Field biologists, who deserve their reputation within biology for being the most, ah, eccentric group, have one-upped me this week.
One of the more venerable models of field biology, if you’re not going to go sit on your ass following a group of social animals for nine months out of the year and write about them for the other three (like being a soap opera writer, except much less comfortable), is getting a whole pack of them together, begging your respective parent institutions for some money, and going off somewhere remote where the species are barely known at all and spending all your time on expense on discovery and collection- finding things no one else has seen, sticking them in jars or rough and ready taxidermy jobs, and once verifying their newness upon returning home, reporting the basic details of their existence to the world and then the best part, giving it a name.
Well, a herpetologist named Robert Drewes who is apparently well experienced in this sort of expeditionary science, having already gotten a frog and a snake named after him, made what was either the serendipitous or unfortunate choice to include a mycologist friend of his on his next trip to Remote Island No One That Speaks Latin Ever Goes, Africa. As hoped for, they netted some new species, including the mycologist, who discovered a new species of stinkhorn.
Now, when I say table mushrooms are phallic, you need a little bit of imagination. However, stinkhorns look like this:
The new species looks like this:

Given a world of possibilities, the mycologist opted not to name it after himself (although so far as I know he might already have half a dozen mushrooms named after him), but after his esteemed friend, colleague, and expedition leader: thus the newest species to join Dr.
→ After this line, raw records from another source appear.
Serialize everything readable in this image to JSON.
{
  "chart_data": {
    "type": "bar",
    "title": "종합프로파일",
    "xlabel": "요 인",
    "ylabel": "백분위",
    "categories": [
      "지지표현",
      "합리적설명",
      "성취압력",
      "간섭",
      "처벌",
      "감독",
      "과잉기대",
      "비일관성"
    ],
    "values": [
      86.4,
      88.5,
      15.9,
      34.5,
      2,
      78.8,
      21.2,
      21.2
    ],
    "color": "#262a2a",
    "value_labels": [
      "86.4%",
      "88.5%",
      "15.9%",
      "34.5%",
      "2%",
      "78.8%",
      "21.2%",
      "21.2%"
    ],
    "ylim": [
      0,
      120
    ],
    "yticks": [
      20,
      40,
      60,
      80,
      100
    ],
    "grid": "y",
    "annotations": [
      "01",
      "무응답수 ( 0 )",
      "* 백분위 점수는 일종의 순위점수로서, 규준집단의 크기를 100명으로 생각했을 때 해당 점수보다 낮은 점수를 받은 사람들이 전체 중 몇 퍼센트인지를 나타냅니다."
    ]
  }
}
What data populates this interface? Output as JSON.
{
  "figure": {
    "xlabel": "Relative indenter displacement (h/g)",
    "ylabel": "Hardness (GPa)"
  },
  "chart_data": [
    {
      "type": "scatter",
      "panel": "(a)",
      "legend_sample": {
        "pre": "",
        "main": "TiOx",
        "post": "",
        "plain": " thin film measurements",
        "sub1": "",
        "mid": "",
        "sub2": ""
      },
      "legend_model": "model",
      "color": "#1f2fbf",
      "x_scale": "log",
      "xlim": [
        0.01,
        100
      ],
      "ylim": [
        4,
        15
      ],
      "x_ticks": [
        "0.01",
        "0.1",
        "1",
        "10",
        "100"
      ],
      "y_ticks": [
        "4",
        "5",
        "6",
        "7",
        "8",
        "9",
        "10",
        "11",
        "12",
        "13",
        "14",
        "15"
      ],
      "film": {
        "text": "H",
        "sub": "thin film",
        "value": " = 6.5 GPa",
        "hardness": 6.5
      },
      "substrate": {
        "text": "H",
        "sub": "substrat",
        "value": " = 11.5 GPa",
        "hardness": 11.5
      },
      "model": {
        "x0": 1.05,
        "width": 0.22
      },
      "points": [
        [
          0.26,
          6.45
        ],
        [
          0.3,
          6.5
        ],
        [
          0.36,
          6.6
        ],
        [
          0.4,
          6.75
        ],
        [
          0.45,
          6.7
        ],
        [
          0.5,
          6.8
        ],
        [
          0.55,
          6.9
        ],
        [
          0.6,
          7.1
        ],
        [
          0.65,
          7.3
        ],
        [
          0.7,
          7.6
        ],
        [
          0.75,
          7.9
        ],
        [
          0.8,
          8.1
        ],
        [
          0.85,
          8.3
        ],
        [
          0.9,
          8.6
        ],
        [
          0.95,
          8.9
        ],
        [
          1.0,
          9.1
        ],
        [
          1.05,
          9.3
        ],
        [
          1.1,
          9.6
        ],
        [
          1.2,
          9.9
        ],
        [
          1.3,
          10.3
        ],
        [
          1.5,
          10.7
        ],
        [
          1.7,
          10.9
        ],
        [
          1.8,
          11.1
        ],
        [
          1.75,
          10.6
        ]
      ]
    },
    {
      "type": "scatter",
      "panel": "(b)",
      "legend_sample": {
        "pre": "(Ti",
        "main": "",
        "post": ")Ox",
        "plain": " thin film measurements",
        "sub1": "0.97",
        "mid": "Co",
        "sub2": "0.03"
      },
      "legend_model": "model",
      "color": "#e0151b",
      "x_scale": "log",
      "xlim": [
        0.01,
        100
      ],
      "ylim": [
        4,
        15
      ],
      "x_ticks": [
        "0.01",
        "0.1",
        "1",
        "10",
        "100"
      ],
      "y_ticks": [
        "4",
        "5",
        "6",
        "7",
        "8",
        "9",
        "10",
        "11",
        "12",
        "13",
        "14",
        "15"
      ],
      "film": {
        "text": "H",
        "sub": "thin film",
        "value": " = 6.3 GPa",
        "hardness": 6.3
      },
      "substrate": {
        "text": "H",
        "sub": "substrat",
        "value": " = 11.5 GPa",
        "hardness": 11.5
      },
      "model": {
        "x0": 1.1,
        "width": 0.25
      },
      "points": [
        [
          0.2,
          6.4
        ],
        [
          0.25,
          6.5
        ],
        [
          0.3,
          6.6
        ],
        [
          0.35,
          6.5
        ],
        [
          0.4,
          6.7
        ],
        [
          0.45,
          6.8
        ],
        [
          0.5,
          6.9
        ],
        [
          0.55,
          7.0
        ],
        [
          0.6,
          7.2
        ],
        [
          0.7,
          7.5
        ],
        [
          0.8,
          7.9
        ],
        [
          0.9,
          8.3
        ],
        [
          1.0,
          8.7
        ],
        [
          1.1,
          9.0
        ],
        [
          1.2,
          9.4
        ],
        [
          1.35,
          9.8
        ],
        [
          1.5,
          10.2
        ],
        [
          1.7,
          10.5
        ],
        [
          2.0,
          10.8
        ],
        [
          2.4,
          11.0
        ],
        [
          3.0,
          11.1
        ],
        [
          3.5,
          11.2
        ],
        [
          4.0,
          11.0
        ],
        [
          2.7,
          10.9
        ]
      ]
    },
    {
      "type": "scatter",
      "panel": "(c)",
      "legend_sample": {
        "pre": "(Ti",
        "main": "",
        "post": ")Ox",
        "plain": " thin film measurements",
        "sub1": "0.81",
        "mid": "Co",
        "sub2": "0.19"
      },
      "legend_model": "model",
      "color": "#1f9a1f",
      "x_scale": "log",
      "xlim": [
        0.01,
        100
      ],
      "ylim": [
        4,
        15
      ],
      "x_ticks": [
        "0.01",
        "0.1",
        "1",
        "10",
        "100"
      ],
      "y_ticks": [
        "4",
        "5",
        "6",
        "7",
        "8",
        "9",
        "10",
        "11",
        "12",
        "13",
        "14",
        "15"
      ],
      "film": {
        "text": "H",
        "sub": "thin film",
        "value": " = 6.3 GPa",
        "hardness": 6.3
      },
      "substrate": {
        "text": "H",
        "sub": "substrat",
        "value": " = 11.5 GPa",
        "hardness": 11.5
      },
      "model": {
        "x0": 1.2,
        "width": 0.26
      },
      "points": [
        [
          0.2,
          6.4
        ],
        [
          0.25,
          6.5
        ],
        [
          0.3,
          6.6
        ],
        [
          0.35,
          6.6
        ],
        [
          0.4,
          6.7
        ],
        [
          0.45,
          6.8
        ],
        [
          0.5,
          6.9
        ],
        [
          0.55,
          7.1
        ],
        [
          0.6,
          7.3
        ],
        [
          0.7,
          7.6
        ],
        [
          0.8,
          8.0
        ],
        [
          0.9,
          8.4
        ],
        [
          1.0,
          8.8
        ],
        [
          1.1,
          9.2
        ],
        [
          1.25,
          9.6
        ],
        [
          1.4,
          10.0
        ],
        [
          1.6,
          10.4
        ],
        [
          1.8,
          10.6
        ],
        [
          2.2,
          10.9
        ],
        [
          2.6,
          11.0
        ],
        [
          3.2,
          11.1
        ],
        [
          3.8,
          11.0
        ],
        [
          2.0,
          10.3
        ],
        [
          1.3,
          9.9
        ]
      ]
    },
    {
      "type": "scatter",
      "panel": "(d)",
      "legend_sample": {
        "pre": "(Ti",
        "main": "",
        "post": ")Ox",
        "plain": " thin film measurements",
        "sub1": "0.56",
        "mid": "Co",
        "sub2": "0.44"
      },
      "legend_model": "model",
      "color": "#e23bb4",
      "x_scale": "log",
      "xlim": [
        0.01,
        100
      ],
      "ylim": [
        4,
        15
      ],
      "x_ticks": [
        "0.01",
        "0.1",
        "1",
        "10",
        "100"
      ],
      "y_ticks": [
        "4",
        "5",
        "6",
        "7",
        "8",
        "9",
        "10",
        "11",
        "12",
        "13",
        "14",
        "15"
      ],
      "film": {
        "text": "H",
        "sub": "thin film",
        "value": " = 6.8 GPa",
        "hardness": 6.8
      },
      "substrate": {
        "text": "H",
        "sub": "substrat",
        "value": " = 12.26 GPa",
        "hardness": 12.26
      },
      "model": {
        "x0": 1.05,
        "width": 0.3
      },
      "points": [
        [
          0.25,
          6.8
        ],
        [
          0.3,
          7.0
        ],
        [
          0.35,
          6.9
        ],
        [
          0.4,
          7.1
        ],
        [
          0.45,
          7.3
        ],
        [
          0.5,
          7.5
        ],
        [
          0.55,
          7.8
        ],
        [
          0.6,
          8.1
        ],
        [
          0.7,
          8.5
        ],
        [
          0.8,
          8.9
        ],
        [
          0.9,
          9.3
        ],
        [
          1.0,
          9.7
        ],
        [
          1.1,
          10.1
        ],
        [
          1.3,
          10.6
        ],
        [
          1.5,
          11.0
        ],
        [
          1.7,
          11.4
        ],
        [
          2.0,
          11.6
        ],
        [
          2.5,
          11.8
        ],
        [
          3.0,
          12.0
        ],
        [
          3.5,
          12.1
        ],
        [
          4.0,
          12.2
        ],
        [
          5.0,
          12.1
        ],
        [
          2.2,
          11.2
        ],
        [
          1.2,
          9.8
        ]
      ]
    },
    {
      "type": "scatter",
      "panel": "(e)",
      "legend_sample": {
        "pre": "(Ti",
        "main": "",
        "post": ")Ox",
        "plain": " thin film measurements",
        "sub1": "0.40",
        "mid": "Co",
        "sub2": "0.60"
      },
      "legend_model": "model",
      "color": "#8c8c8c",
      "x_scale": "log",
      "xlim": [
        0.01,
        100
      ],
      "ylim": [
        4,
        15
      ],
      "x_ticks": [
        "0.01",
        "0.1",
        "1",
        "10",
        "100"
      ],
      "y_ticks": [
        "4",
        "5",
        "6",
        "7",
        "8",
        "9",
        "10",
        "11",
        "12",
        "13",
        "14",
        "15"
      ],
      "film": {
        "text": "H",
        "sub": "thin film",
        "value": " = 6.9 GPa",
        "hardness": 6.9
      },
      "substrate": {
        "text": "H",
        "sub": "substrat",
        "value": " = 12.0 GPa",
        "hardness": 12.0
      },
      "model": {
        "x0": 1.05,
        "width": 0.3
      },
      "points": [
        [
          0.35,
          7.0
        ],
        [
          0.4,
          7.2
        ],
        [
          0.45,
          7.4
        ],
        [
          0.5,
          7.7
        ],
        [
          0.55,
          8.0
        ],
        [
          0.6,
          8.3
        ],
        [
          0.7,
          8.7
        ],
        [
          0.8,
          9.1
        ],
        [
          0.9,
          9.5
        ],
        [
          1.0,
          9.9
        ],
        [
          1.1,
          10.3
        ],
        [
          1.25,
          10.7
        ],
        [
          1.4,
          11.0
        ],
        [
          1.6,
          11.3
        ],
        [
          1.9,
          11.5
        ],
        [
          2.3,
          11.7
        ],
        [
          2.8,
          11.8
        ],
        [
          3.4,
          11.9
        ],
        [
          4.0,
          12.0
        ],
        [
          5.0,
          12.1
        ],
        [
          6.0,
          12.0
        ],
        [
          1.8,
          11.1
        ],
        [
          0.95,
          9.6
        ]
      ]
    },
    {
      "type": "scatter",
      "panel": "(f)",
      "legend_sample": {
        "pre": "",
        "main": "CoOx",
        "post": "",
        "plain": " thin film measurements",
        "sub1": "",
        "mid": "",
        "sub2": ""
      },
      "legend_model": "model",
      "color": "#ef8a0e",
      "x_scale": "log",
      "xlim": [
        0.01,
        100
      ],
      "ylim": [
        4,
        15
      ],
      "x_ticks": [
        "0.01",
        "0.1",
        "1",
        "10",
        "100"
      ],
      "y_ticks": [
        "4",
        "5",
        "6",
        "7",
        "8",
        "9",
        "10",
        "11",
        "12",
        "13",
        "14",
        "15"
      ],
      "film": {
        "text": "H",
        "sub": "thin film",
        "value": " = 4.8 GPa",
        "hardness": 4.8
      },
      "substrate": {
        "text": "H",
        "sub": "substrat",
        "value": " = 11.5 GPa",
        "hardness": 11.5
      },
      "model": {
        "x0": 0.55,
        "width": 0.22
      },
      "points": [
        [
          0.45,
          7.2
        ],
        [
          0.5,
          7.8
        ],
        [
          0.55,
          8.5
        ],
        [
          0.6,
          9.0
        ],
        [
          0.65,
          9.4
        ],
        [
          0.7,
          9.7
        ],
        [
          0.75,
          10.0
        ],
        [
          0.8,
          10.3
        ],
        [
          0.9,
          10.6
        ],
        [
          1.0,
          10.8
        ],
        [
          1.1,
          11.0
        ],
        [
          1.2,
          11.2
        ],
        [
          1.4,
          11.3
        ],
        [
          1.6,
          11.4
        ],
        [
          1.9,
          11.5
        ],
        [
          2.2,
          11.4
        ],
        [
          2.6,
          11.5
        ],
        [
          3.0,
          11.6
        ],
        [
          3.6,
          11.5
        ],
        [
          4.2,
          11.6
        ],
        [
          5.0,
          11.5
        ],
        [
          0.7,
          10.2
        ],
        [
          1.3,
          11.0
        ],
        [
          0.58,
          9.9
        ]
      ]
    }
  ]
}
Drewes’ list of conquests is Phallus Drewesii. The genus name actually isn’t new- Phallus is a pre-existing and well-known genus, the one to which the common stinkhorn belongs. Dr. Drewes got the honor partly because he is the esteemed expedition leader, fearless leader, and all-father, but mostly because it’s one of the smallest representatives of the genus ever discovered.
And thus, by the hallowed rules of taxonomy, will be how a camp dick joke became immortalized in the Linnean system forever. I love science so much right now I think I may cry.
*sniff*


June 15th, 2009 at 10:14 pm
The new species looks surprising a lot like those represented on the back cover of Tori Amos’ ‘Little Earthquakes.’
June 16th, 2009 at 3:30 pm
Somewhere there is a room full of educated people - mostly men, in all probability - laughing and giggling like schoolboys over the biological equivalent of a fart joke.
Don’t get me wrong, I wouldn’t pass up an opportunity like that either, but it doesn’t do much for the image of scientists as level-headed dignified people.